### ## # **RDD Transformations**

**NARROW TRANSFORMATIONS (No Shuffle):**

These transformations operate within a single partition, so no data is moved across the network.

**WIDE TRANSFORMATIONS (Causes Shuffle):**

These transformations re-partition the data — often across the cluster — and involve network I/O.

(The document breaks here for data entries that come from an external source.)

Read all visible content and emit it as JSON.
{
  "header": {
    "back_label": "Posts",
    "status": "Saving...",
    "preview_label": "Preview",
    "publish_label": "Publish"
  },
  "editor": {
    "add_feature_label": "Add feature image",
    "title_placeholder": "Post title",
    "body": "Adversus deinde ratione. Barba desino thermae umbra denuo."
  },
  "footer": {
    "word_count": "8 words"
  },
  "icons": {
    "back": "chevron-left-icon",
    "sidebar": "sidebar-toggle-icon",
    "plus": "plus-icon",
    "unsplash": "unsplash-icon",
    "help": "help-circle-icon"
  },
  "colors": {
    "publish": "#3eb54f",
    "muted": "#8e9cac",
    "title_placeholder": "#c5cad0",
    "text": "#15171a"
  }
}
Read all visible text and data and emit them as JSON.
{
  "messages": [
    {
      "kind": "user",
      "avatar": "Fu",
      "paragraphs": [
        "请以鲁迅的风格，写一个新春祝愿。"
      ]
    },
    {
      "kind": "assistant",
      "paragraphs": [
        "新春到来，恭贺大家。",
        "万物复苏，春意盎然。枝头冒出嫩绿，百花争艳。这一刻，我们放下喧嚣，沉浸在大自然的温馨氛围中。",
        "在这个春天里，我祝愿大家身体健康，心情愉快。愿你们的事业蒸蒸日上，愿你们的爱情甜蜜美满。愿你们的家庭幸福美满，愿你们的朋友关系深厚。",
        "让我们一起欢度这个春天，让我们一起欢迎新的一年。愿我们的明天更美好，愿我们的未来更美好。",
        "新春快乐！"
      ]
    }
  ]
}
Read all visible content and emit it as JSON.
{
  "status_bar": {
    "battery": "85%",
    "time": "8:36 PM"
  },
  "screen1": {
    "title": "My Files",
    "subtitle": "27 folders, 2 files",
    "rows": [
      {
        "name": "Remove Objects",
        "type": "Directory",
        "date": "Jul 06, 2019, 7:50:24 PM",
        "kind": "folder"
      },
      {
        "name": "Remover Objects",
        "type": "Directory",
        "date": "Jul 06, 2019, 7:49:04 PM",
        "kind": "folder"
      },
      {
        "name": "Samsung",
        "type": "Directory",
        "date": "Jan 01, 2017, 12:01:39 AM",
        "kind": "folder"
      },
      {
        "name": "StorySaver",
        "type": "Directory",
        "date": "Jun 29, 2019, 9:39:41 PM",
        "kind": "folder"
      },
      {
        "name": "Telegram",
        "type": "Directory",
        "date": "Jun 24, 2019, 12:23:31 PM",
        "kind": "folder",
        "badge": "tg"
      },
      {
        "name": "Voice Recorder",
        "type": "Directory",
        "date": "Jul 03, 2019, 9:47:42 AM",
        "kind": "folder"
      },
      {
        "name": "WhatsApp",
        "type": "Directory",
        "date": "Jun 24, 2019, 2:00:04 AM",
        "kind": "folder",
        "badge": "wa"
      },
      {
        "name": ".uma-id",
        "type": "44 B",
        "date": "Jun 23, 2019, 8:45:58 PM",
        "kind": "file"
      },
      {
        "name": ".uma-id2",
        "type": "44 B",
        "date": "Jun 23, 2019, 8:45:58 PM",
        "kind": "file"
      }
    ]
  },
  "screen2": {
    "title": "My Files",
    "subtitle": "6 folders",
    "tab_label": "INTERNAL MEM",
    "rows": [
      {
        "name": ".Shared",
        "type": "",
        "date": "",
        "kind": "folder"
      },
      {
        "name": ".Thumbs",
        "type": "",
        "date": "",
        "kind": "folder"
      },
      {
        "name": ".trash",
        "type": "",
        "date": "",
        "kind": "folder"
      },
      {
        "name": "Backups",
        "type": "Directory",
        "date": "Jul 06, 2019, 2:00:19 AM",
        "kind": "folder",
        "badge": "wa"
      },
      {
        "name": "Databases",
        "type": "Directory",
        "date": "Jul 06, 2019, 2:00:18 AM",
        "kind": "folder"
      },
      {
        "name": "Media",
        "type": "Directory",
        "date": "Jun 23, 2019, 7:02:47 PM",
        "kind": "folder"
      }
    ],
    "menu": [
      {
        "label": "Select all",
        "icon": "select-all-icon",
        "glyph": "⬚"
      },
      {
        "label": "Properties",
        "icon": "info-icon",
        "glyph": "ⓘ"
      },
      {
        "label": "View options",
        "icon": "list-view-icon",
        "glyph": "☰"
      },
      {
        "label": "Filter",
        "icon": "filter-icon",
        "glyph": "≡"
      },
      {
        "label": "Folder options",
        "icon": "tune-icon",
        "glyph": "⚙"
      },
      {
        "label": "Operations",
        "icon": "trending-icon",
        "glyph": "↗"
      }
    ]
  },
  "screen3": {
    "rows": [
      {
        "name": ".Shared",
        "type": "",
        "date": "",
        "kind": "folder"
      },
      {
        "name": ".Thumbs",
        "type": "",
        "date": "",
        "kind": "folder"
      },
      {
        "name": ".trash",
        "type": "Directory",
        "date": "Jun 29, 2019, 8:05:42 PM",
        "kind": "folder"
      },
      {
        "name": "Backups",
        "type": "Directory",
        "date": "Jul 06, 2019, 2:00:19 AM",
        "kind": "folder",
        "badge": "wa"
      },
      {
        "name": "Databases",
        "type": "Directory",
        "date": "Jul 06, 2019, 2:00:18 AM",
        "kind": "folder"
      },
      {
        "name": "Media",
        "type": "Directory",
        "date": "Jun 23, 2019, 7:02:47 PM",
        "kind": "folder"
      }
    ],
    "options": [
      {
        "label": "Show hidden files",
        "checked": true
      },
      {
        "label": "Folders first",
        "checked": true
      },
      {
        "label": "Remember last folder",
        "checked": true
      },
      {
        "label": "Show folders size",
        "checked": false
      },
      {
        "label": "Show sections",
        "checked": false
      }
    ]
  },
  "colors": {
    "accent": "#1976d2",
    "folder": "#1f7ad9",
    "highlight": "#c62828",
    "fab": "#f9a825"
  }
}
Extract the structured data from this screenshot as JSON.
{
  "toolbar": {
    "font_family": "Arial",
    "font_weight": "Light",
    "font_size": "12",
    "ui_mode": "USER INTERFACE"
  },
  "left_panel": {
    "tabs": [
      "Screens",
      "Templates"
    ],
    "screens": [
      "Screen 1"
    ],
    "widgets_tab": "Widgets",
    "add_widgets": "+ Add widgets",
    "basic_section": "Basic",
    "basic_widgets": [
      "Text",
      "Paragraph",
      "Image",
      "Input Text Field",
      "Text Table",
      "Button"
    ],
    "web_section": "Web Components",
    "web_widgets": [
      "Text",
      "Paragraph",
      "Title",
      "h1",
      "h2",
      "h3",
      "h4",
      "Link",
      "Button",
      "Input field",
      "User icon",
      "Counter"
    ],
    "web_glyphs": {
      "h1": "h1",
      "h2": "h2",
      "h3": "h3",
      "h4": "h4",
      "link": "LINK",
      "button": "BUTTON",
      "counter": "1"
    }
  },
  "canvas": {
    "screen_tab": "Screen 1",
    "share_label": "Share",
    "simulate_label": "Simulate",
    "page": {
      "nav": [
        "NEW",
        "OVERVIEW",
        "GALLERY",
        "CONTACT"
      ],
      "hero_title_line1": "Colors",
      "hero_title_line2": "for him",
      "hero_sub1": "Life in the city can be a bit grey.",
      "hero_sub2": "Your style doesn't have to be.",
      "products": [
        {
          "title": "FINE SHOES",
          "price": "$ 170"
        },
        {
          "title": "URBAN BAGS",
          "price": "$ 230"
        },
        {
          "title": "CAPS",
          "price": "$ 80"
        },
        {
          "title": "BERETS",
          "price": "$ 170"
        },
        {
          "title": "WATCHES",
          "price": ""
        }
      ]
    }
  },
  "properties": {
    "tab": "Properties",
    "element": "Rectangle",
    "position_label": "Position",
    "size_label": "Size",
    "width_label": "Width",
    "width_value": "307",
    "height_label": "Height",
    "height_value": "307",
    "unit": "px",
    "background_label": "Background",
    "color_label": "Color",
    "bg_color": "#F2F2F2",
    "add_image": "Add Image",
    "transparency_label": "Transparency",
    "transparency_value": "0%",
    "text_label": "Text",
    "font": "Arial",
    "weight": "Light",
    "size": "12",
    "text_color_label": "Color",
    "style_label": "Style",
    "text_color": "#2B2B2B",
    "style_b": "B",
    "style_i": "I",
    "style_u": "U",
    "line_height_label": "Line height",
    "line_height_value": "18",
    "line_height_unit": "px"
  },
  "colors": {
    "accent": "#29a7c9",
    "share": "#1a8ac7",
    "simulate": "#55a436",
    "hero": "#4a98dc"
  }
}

| **Transformation** | **Type** | **Causes Shuffle?** |
| ------------------ | -------- | ------------------- |
| `map()`            | Narrow   | ❌ No                |
| `filter()`         | Narrow   | ❌ No                |
| `flatMap()`        | Narrow   | ❌ No                |
| `reduceByKey()`    | Wide     | ✅ Yes               |
| `groupByKey()`     | Wide     | ✅ Yes               |
| `join()`           | Wide     | ✅ Yes               |
| `distinct()`       | Wide     | ✅ Yes               |

**How About DataFrame Transformations?**

DataFrames in PySpark have their own methods (e.g., select(), withColumn(), groupBy(), join(), dropDuplicates()), but under the hood, many of them compile down to RDD operations and get optimized using the Catalyst optimizer.

| **RDD Operation** | **DataFrame Equivalent**          |
| ----------------- | --------------------------------- |
| `map()`           | `select()`, `withColumn()`        |
| `filter()`        | `filter()` / `where()`            |
| `flatMap()`       | `explode()`                       |
| `reduceByKey()`   | `groupBy().agg()` with reduction  |
| `groupByKey()`    | `groupBy()`                       |
| `join()`          | `join()`                          |
| `distinct()`      | `dropDuplicates()` / `distinct()` |



In [0]:
# Create Spark Context for rdd
rdd = spark.sparkContext.parallelize([1, 2, 3, 4])

In [0]:
# map()
rdd.map(lambda x: x * 2).collect()  # [2, 4, 6, 8]

# filter()
rdd.filter(lambda x: x % 2 == 0).collect()  # [2, 4]

# flatMap()
rdd = spark.sparkContext.parallelize(["hello world", "spark rdd"])
rdd.flatMap(lambda x: x.split()).collect()  # ['hello', 'world', 'spark', 'rdd']

"""
Actions:
collect(), count(), first(), take(n)
"""
rdd.collect()  # [1, 2, 3, 4]
rdd.count()  # 4
rdd.first()  # 1
rdd.take(2)  # [1, 2]